0
votes

I am trying to build a AWS lambda based application with AWS SAM. while deployment, I have noticed that one of the IAM Policy created for lambda has wrong ARN. As you can see below(It is malformed):

{
    "Statement": [
        {
            "Action": [
                "dynamodb:PutItem",
                "dynamodb:UpdateItem",
                "dynamodb:BatchWriteItem"
            ],
            "Resource": [
                "arn:aws:dynamodb:ap-south-1:286214033472:table/arn:aws:dynamodb:ap-south-1:286214033472:table/damoLambda-DynamoDBTable-11I5VYQXQKPHH",
                "arn:aws:dynamodb:ap-south-1:286214033472:table/arn:aws:dynamodb:ap-south-1:286214033472:table/damoLambda-DynamoDBTable-11I5VYQXQKPHH/index/*"
            ],
            "Effect": "Allow"
        }
    ]
}

DynamoDB Table itself is created by SAM template and refered in lambda policy section, As below:

  TestFunction:
    Type: AWS::Serverless::Function 
    Properties:
      CodeUri: FileExtractorFunction
      Handler: helloworld.App::handleRequest
      Runtime: java8
      MemorySize: 512
      Policies:
        - CloudWatchPutMetricPolicy: {}  
        - S3ReadPolicy:
            BucketName: !Ref S3BucketName
        - DynamoDBWritePolicy:
            TableName: !GetAtt DynamoDBTable.Arn
      Environment:
        Variables:
          DynamoDB_Table_Name: !Ref DynamoDBTable
          
  ........................................
  ........................................
  ........................................
 DynamoDBTable:
    Type: AWS::DynamoDB::Table
    Properties:
      AttributeDefinitions:
       - AttributeName: id
         AttributeType: S
      KeySchema:
        - AttributeName: id
          KeyType: HASH   
      ProvisionedThroughput:
        ReadCapacityUnits: 5
        WriteCapacityUnits: 5       

Apart of Policy section everything works as intended.
For Policy Section, I am not sure that it is a AWS bug or I am doing something wrong.

1
Why its malformed?
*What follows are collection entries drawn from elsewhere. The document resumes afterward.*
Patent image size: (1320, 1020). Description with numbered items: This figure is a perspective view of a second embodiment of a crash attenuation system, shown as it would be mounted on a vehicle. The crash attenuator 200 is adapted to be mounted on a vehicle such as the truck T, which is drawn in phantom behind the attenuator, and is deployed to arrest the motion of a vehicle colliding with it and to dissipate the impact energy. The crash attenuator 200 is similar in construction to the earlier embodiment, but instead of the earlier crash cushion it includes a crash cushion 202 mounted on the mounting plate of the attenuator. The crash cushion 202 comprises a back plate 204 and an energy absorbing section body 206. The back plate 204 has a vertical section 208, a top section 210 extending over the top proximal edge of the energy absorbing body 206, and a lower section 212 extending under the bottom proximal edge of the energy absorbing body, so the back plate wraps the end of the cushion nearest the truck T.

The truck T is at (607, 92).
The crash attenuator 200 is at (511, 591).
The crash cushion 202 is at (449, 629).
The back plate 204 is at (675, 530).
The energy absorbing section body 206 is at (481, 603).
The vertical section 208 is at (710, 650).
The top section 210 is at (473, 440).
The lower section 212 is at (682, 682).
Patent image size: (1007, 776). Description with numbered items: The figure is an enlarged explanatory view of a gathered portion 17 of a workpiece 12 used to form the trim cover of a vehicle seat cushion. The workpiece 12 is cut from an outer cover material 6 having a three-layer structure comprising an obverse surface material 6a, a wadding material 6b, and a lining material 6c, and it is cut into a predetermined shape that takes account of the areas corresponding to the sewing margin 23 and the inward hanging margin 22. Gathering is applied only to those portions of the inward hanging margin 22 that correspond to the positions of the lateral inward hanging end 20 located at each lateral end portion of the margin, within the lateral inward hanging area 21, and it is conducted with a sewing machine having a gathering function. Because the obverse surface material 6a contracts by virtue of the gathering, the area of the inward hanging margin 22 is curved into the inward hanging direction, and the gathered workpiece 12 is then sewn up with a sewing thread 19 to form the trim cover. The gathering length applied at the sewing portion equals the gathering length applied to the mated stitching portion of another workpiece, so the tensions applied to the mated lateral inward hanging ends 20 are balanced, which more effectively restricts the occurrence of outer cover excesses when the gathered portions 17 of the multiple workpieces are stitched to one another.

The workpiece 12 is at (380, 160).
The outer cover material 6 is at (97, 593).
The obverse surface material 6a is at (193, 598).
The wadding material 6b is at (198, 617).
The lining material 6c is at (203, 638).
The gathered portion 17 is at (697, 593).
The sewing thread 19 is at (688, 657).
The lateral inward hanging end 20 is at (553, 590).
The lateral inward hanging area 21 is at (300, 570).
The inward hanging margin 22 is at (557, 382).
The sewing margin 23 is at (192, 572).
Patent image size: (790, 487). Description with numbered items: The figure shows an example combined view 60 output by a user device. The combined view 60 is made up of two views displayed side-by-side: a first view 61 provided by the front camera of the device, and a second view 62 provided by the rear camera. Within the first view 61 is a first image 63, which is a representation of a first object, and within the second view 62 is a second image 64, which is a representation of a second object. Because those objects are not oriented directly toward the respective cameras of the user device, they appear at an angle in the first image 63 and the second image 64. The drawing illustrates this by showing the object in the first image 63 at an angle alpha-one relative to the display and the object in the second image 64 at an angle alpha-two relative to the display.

Because it does not have Version? its not clear what is the issue you are referring to. - Marcin
@Marcin are you not agree with my answer? - Manish Kumar
Hi. I made my comment before you posted the answer. - Marcin

1 Answers

0
votes

I resolved, It was just because I was taking !GetAtt DynamoDBTable.Arn at place of !Ref DynamoDBTable in Policy Section

 - DynamoDBWritePolicy:
    TableName: !Ref DynamoDBTable

Look like AWS SAM template engine missing necessary validations and have poor Object model, !GetAtt DynamoDBTable.Arn should return Object of Type ARN instead of just String.